The A4508C mutation is predicted to change amino acid 1503 from glutamine to proline. This amino acid is identical among the human, mouse, rat, fugu, and Drosophila homologues of tuberin, the product of the TSC2 gene (fig 2). Exons 34 to 38 of TSC2 encode a region of tuberin with homology to rap1 GTPase activating protein (GAP).3 Tuberin has been shown to have GAP activity for both rap17 and rab5.8 The A4508C is the first missense mutation identified in exon 34 ofTSC2. Ten TSC2missense mutations in the GAP domain have been previously reported (one in exon 35, one in exon 36, five in exon 37, and three in exon 38). These are described in detail in the online TSC Variation Database (http://expmed.bwh.harvard.edu/ts/). Only one of the previously reported GAP domain missense mutations (in exon 38) was found in a familial, rather than a sporadic, case of TSC.

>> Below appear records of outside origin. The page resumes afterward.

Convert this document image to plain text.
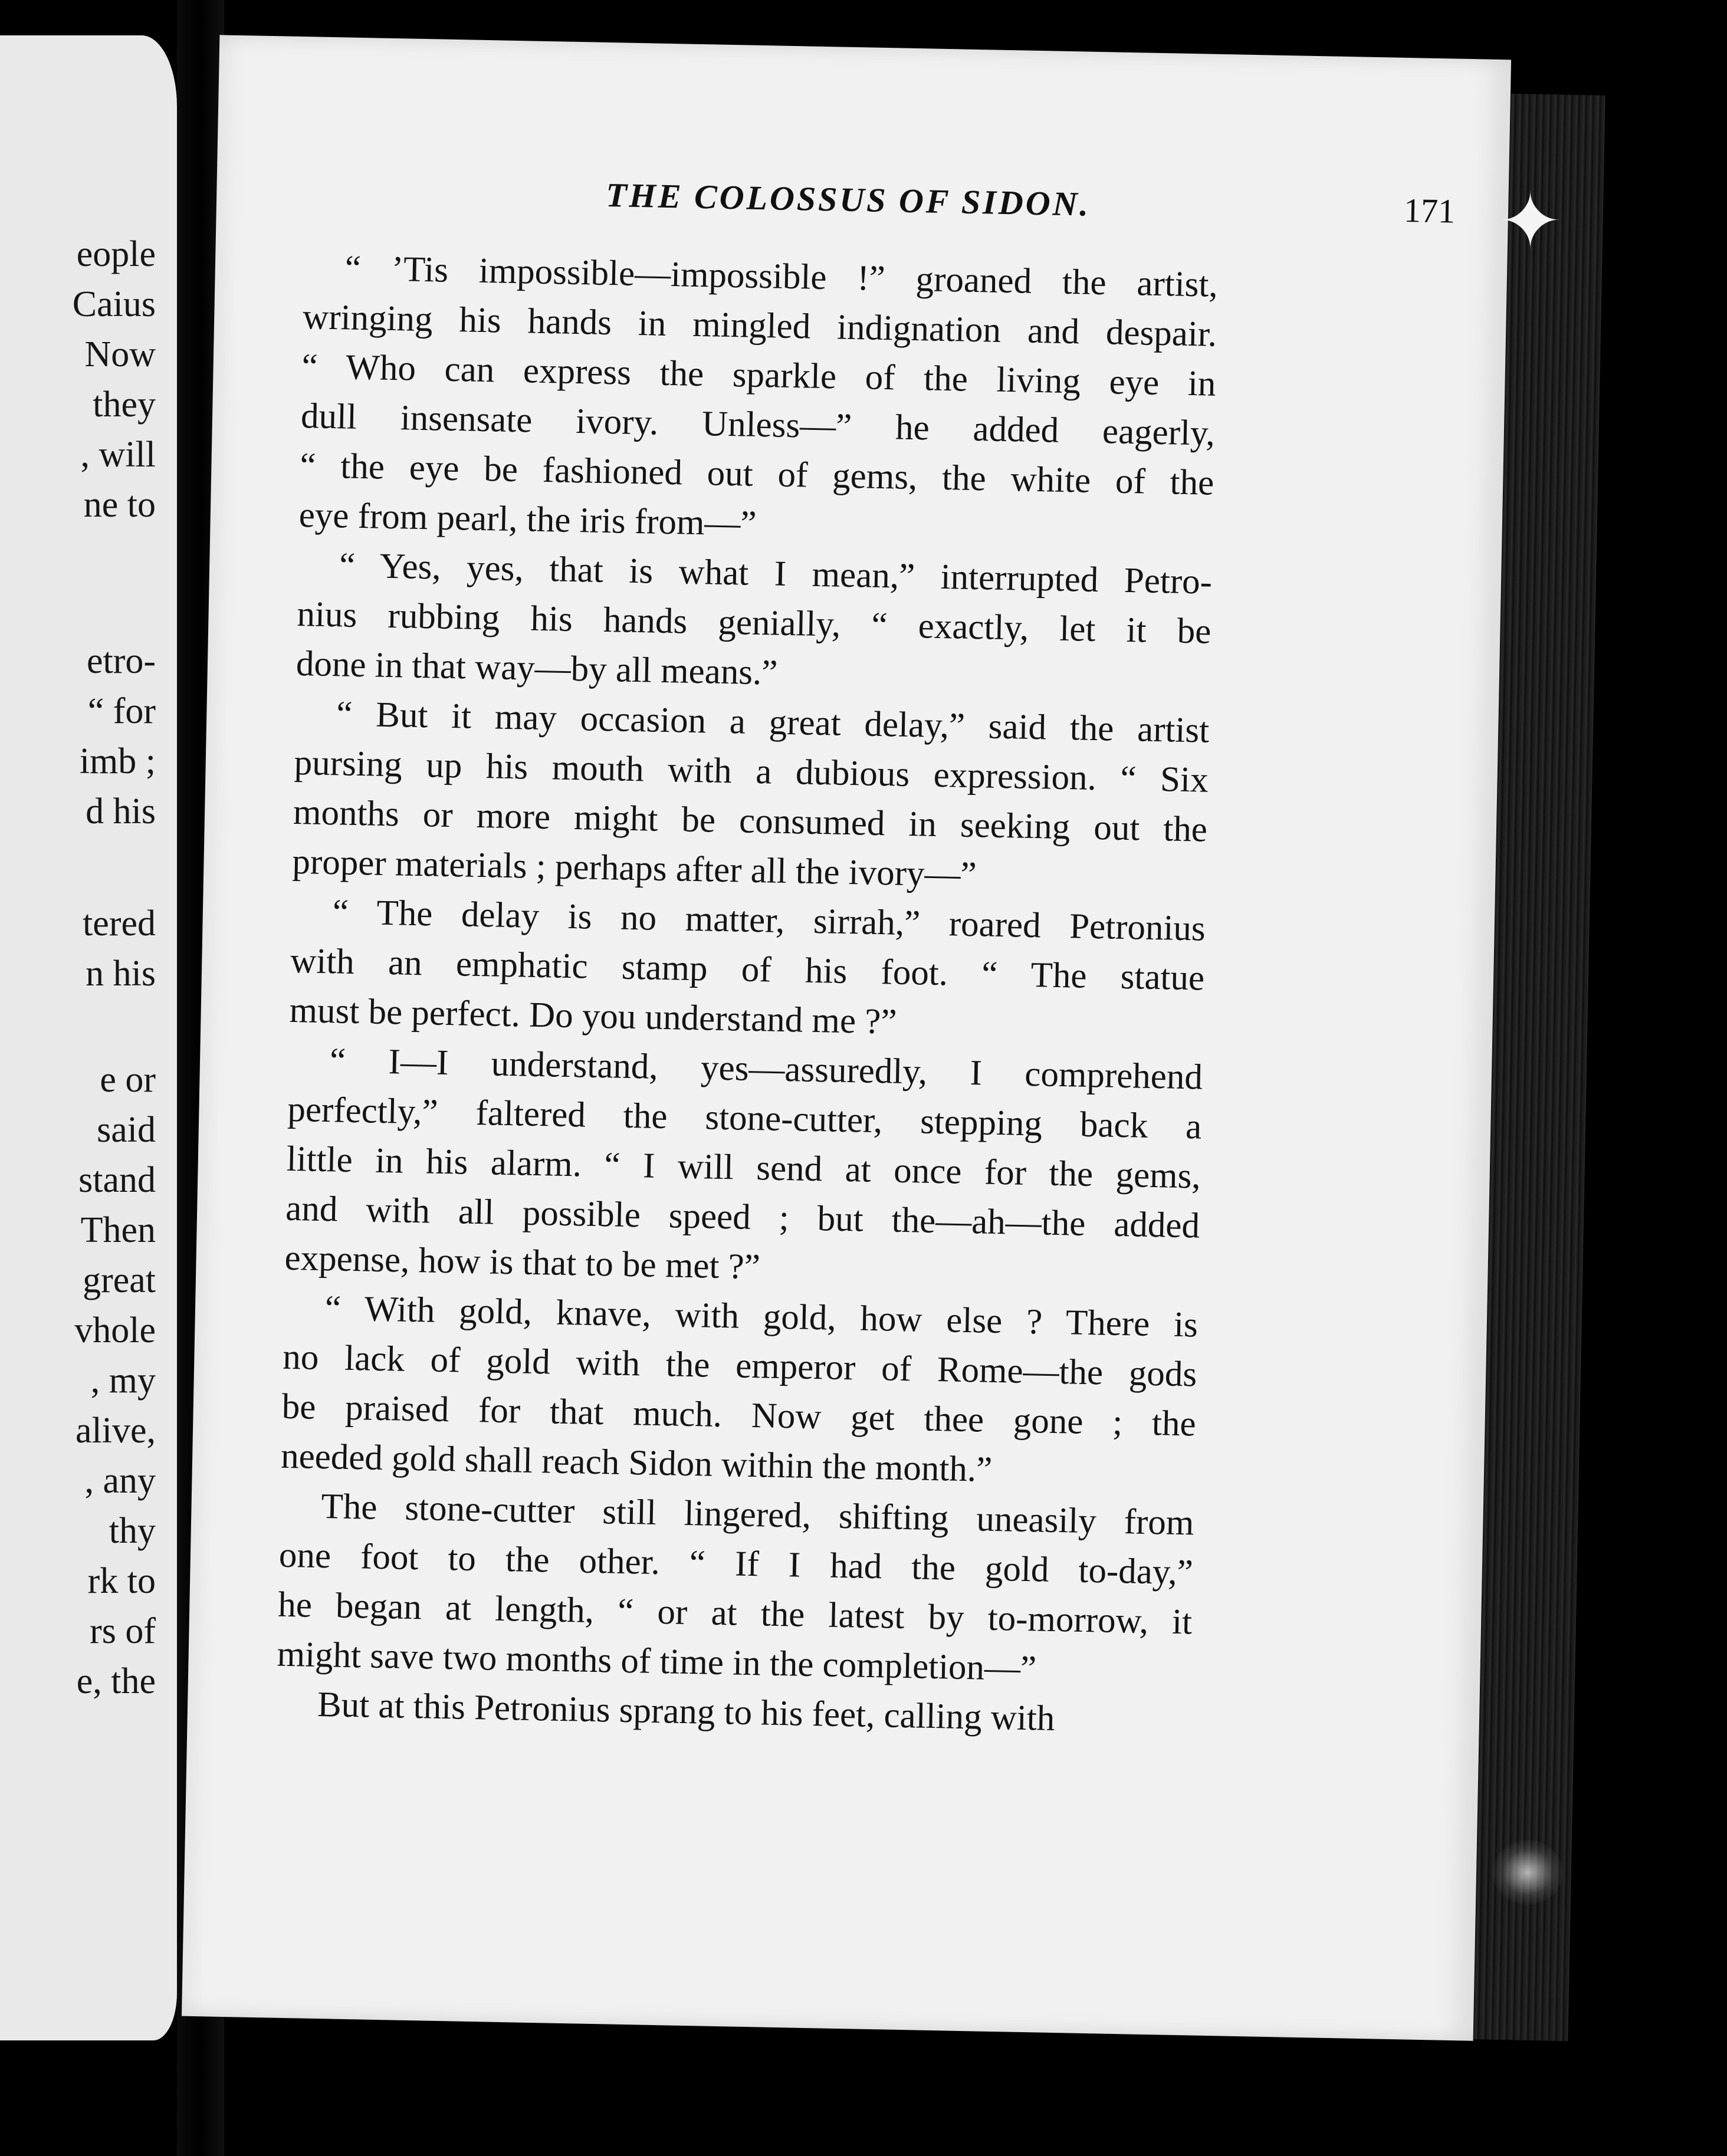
eople
Caius
Now
they
, will
ne to
etro-
“ for
imb ;
d his
tered
n his
e or
said
stand
Then
great
vhole
, my
alive,
, any
thy
rk to
rs of
e, the
THE COLOSSUS OF SIDON.	171
“ ’Tis impossible—impossible !” groaned the artist,
wringing his hands in mingled indignation and despair.
“ Who can express the sparkle of the living eye in
dull insensate ivory. Unless—” he added eagerly,
“ the eye be fashioned out of gems, the white of the
eye from pearl, the iris from—”
“ Yes, yes, that is what I mean,” interrupted Petro-
nius rubbing his hands genially, “ exactly, let it be
done in that way—by all means.”
“ But it may occasion a great delay,” said the artist
pursing up his mouth with a dubious expression. “ Six
months or more might be consumed in seeking out the
proper materials ; perhaps after all the ivory—”
“ The delay is no matter, sirrah,” roared Petronius
with an emphatic stamp of his foot. “ The statue
must be perfect. Do you understand me ?”
“ I—I understand, yes—assuredly, I comprehend
perfectly,” faltered the stone-cutter, stepping back a
little in his alarm. “ I will send at once for the gems,
and with all possible speed ; but the—ah—the added
expense, how is that to be met ?”
“ With gold, knave, with gold, how else ? There is
no lack of gold with the emperor of Rome—the gods
be praised for that much. Now get thee gone ; the
needed gold shall reach Sidon within the month.”
The stone-cutter still lingered, shifting uneasily from
one foot to the other. “ If I had the gold to-day,”
he began at length, “ or at the latest by to-morrow, it
might save two months of time in the completion—”
But at this Petronius sprang to his feet, calling with
✦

In the first family with the exon 34 mutation, mild physical signs of TSC were associated with significant neuropsychiatric symptoms including pervasive developmental disorder and autism.4The second family has not yet had formal neuropsychiatric evaluations. However, like the first family, many affected subjects appear to have a mild form of TSC. For example, hypomelanotic skin macules (white spots) or white skin freckles were the only known manifestation of TSC in 10 of the 19 affected subjects in the first family (52%) and 12 of the 23 affected subjects in the second family (52%).

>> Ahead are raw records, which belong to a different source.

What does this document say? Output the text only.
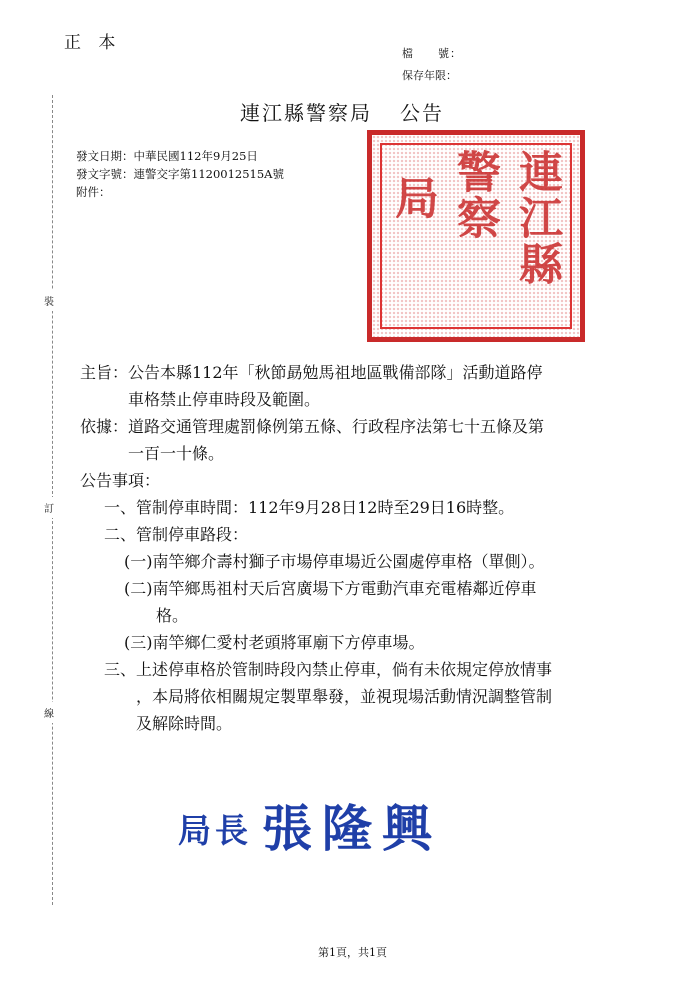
正 本
檔　　號：
保存年限：
連江縣警察局 公告
發文日期：中華民國112年9月25日
發文字號：連警交字第1120012515A號
附件：
裝
訂
線
連江縣
警察
局
主旨：公告本縣112年「秋節勗勉馬祖地區戰備部隊」活動道路停
　　　車格禁止停車時段及範圍。
依據：道路交通管理處罰條例第五條、行政程序法第七十五條及第
　　　一百一十條。
公告事項：
一、管制停車時間：112年9月28日12時至29日16時整。
二、管制停車路段：
(一)南竿鄉介壽村獅子市場停車場近公園處停車格（單側）。
(二)南竿鄉馬祖村天后宮廣場下方電動汽車充電樁鄰近停車
　　格。
(三)南竿鄉仁愛村老頭將軍廟下方停車場。
三、上述停車格於管制時段內禁止停車，倘有未依規定停放情事
　　，本局將依相關規定製單舉發，並視現場活動情況調整管制
　　及解除時間。
局長 張隆興
第1頁，共1頁
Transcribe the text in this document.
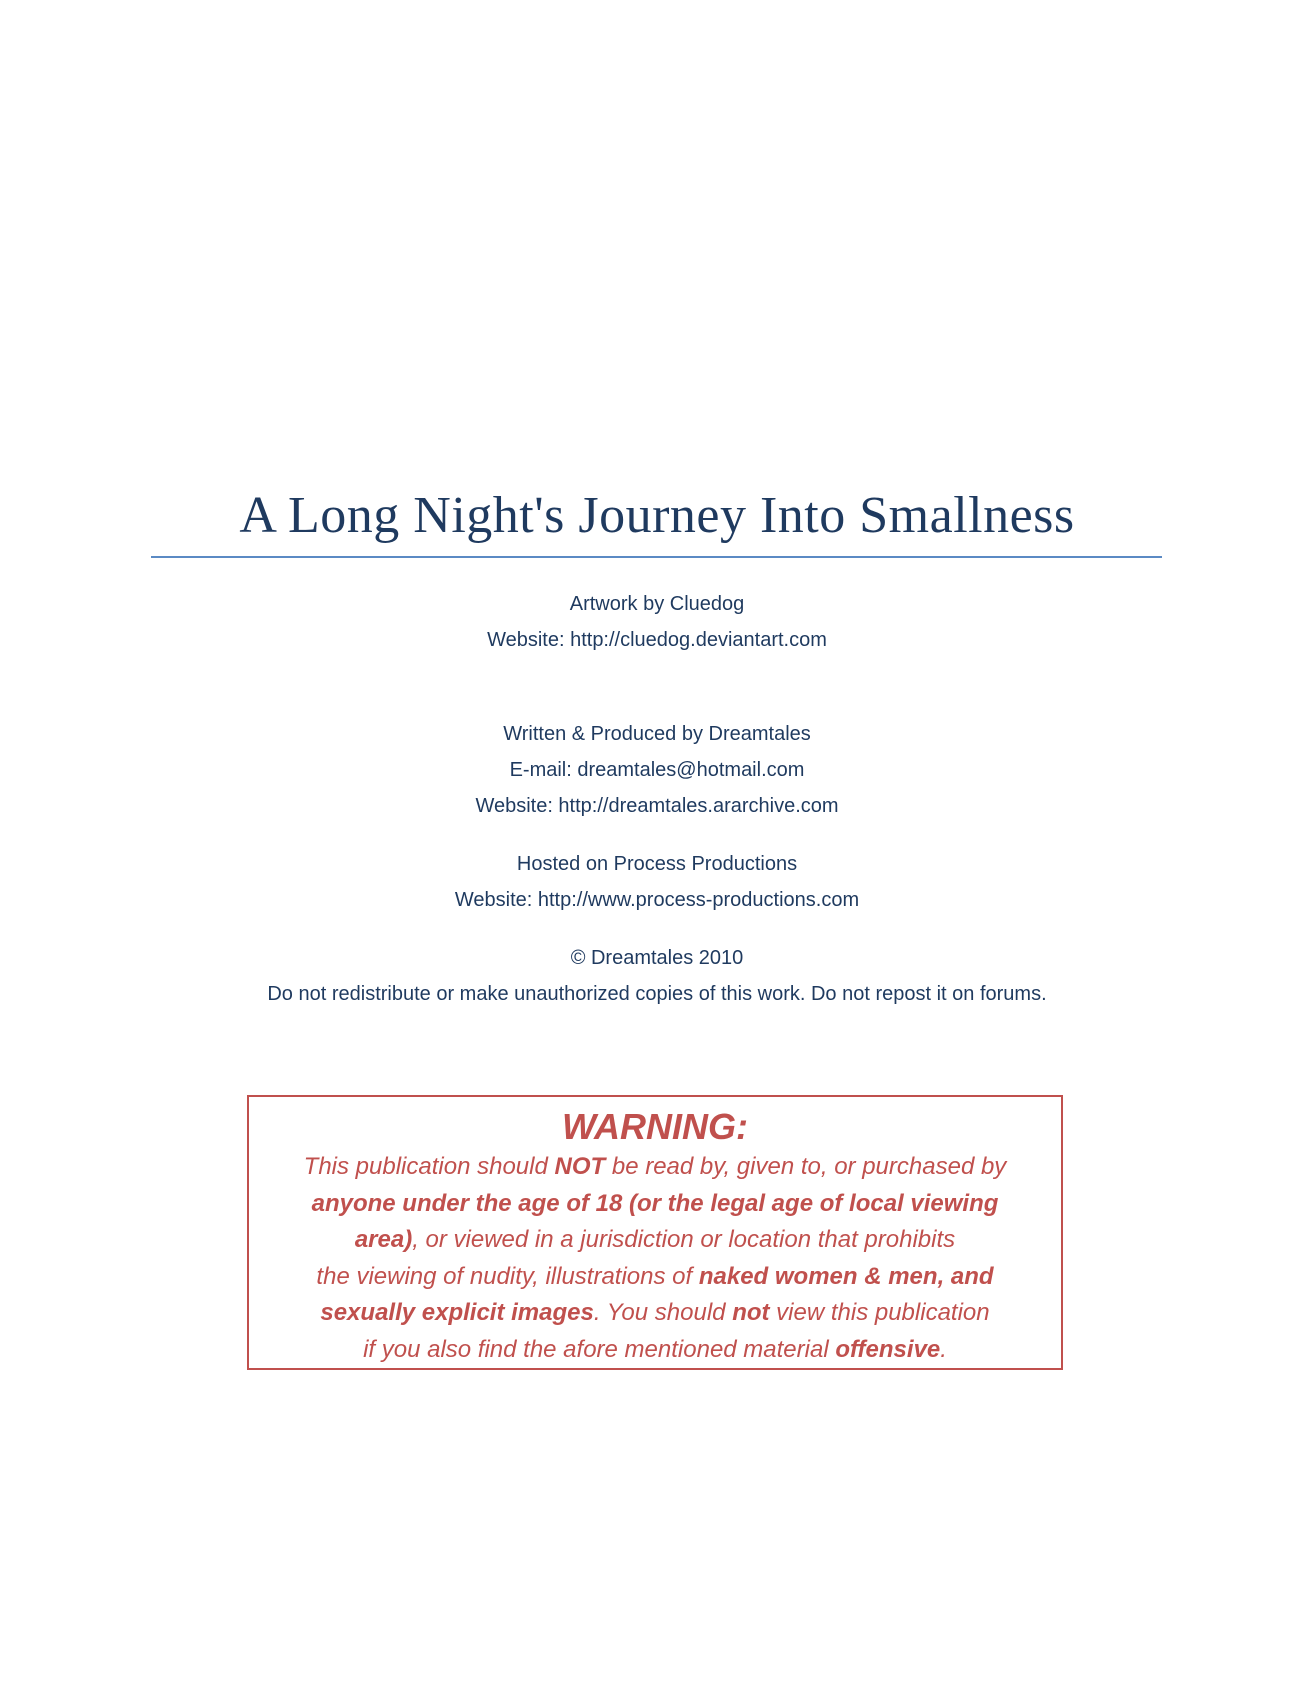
A Long Night's Journey Into Smallness
Artwork by Cluedog
Website: http://cluedog.deviantart.com
Written & Produced by Dreamtales
E-mail: dreamtales@hotmail.com
Website: http://dreamtales.ararchive.com
Hosted on Process Productions
Website: http://www.process-productions.com
© Dreamtales 2010
Do not redistribute or make unauthorized copies of this work. Do not repost it on forums.
WARNING:
This publication should NOT be read by, given to, or purchased by
anyone under the age of 18 (or the legal age of local viewing
area), or viewed in a jurisdiction or location that prohibits
the viewing of nudity, illustrations of naked women & men, and
sexually explicit images. You should not view this publication
if you also find the afore mentioned material offensive.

Several of the mildly affected subjects in these families might not have been recognised as having TSC had they not been related to the index patients. This raises the possibility that people in the general population with neuropsychiatric disease who lack the classical signs of TSC could also have germline missense changes within the GAP domain of TSC2. TSC is associated with autism, hyperactive behaviour, sleep disorders, and aggressive behaviour.9 Both mutations and polymorphisms in the TSC genes could therefore be considered candidate susceptibility or genetic modifier alleles for any of these disorders.TSC2 may be of particular interest as a possible susceptibility locus for autism because autism appears to have a strong genetic component.10 Multiple genome wide screens have been performed,11 two of which have identified potential autism susceptibility loci on chromosome 16p,12 13 the location ofTSC2.

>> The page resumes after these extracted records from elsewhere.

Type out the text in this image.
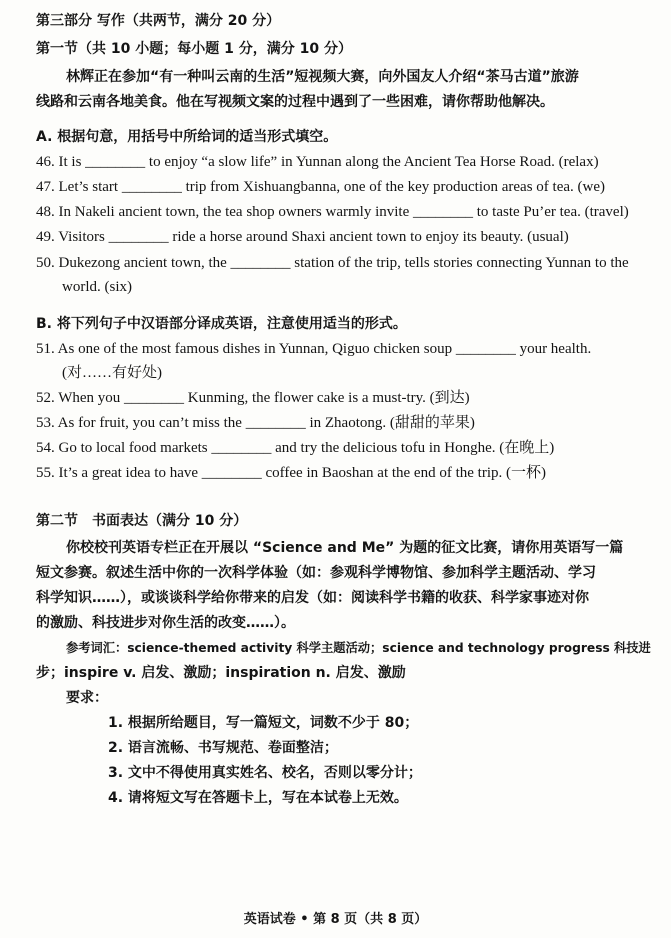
第三部分 写作（共两节，满分 20 分）
第一节（共 10 小题；每小题 1 分，满分 10 分）
林辉正在参加“有一种叫云南的生活”短视频大赛，向外国友人介绍“茶马古道”旅游
线路和云南各地美食。他在写视频文案的过程中遇到了一些困难，请你帮助他解决。
A. 根据句意，用括号中所给词的适当形式填空。
46. It is ________ to enjoy “a slow life” in Yunnan along the Ancient Tea Horse Road. (relax)
47. Let’s start ________ trip from Xishuangbanna, one of the key production areas of tea. (we)
48. In Nakeli ancient town, the tea shop owners warmly invite ________ to taste Pu’er tea. (travel)
49. Visitors ________ ride a horse around Shaxi ancient town to enjoy its beauty. (usual)
50. Dukezong ancient town, the ________ station of the trip, tells stories connecting Yunnan to the
world. (six)
B. 将下列句子中汉语部分译成英语，注意使用适当的形式。
51. As one of the most famous dishes in Yunnan, Qiguo chicken soup ________ your health.
(对……有好处)
52. When you ________ Kunming, the flower cake is a must-try. (到达)
53. As for fruit, you can’t miss the ________ in Zhaotong. (甜甜的苹果)
54. Go to local food markets ________ and try the delicious tofu in Honghe. (在晚上)
55. It’s a great idea to have ________ coffee in Baoshan at the end of the trip. (一杯)
第二节　书面表达（满分 10 分）
你校校刊英语专栏正在开展以 “Science and Me” 为题的征文比赛，请你用英语写一篇
短文参赛。叙述生活中你的一次科学体验（如：参观科学博物馆、参加科学主题活动、学习
科学知识……），或谈谈科学给你带来的启发（如：阅读科学书籍的收获、科学家事迹对你
的激励、科技进步对你生活的改变……）。
参考词汇：science-themed activity 科学主题活动；science and technology progress 科技进
步；inspire v. 启发、激励；inspiration n. 启发、激励
要求：
1. 根据所给题目，写一篇短文，词数不少于 80；
2. 语言流畅、书写规范、卷面整洁；
3. 文中不得使用真实姓名、校名，否则以零分计；
4. 请将短文写在答题卡上，写在本试卷上无效。
英语试卷 • 第 8 页（共 8 页）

In summary, we have identified a novel missense change at a highly conserved residue within the region of GTPase activating domain homology of the TSC2 gene in two four generation TSC pedigrees with a total of more than 40 affected members. This is, to our knowledge, by far the largest known group of TSC patients carrying the same mutation. Therefore, we anticipate that these families will be important in the future identification of modifier gene effects in TSC. In one family, an association of TSC with significant neuropsychiatric disease has already been documented. Further studies will be required to understand biochemically the functional consequences of this exon 34 missense mutation and to characterise more completely the clinical and neuropsychiatric manifestations of TSC in these families. Understanding the relationship between naturally occurring germline TSC2mutations and neuropsychiatric disease could elucidate the underlying biology of TSC and potentially facilitate studies aimed at prevention and/or early diagnosis.
This work was supported by the March of Dimes Birth Defects Foundation (6-FY99-181). We are grateful to Drs Warren Kruger and Rebecca Raftogianis for many helpful suggestions and comments, and to the patients and their families who participated in this research.